Ação enlouquecida e sem freios do sul-coreano ‘Hope’ chacoalha o Festival de Cannes
Experiência intensa e desdobramentos surpreendentes de 'Hope' dividiram opiniões e se tornaram o principal assunto da competição pela Palma de Ouro em Cannes
CANNES - Em um ano sem a presença de grande produções hollywoodianas e com uma competição que já acumula grandes decepções, um filme como o sul-coreano "Hope" é um acontecimento na 79ª edição do Festival de Cannes. Dirigido por Na Hong-jin (do elogiado terror "O Lamento", de 2016), o filme é uma ambiciosa montanha russa de emoções que vai do mistério de horror até a ação mais ensandecida e sem freios que se possa imaginar.

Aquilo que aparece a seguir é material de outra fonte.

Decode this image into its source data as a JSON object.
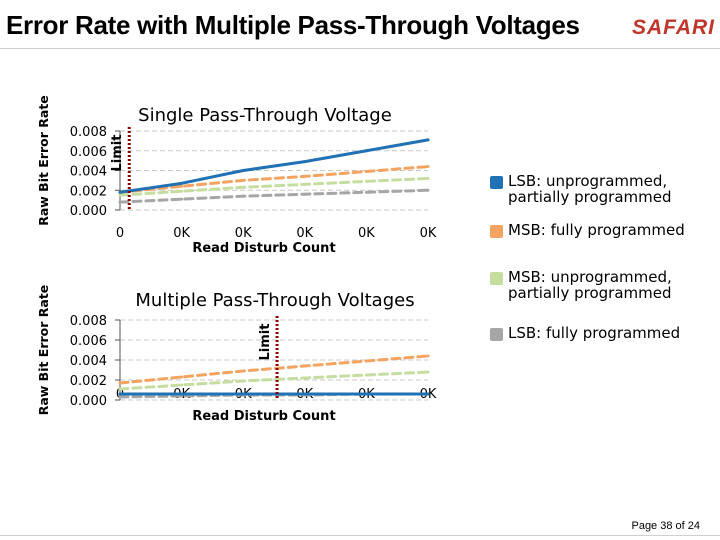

Entregar qualquer sinopse minimamente detalhada pode estragar a experiência, que deve polarizar opiniões quando estrear no circuito comercial da mesma forma como dividiu em sua antecipada estreia em Cannes no último domingo (17). No Brasil, ainda não há data de estreia confirmada para o filme.
"Hope" se passa em uma zona rural da Coreia do Sul que parece ter sido — e ainda estar sendo — destruída por um animal misterioso. Que animal será esse? Será realmente um animal? Será apenas um, de fato? Acompanhando um grupo de policiais e, em seguida, um núcleo de caçadores em busca de desvendar o mistério, o longa de 2h40 se transforma mais de uma vez, e sempre em algo ainda mais inacreditável, grandioso e bizarro do que antes.
Pode-se dizer, mantendo preservada a essência do que está em jogo aqui, que "Hope" possui uma das sequências de ação mais intensas e magnetizantes em anos. Toda a primeira hora do filme de Na Hong-jin é contada praticamente em tempo real e mantém o espectador na beira da poltrona por todo esse tempo sem sequer revelar visualmente o perigo.
Poucos cineastas têm a habilidade de manobrar ação nessa escala de gigantismo por uma duração tão extensa. E, como também é de se esperar em um caso como este, mesmo um mestre da encenação como Na Hong-jin não consegue manter a sensação de frescor na tela por toda essa longa projeção. O milogo de "Hope" possui algumas repetições que se, por um lado, arrancam gargalhadas da plateia, por outro, esticam uma corda frágil entre a tensão e o ridículo.
Quando o absurdo é completamente assumido na marca da meia hora final, "Hope" não apenas se liberta de qualquer compromisso com a lógica e abraça o fantástico com um gosto pela artesania de seus efeitos que é, por si, admirável. Só pela forma como se mantém fiel a sua proposta enlouquecida de ação, suspense e fantasia, o trabalho de Na Hong Jin já mereceria reconhecimento.
Dado importante: o presidente do júri, Park Chan-wook, não apenas também é sul-coreano como tem um apreço particular no seu cinema pelo exagero e por narrativas dilatadas. Com a licença do trocadilho, "Hope" dá esperança de que a Palma de Ouro de 2026 seja a mais ousada e divertida das últimas décadas.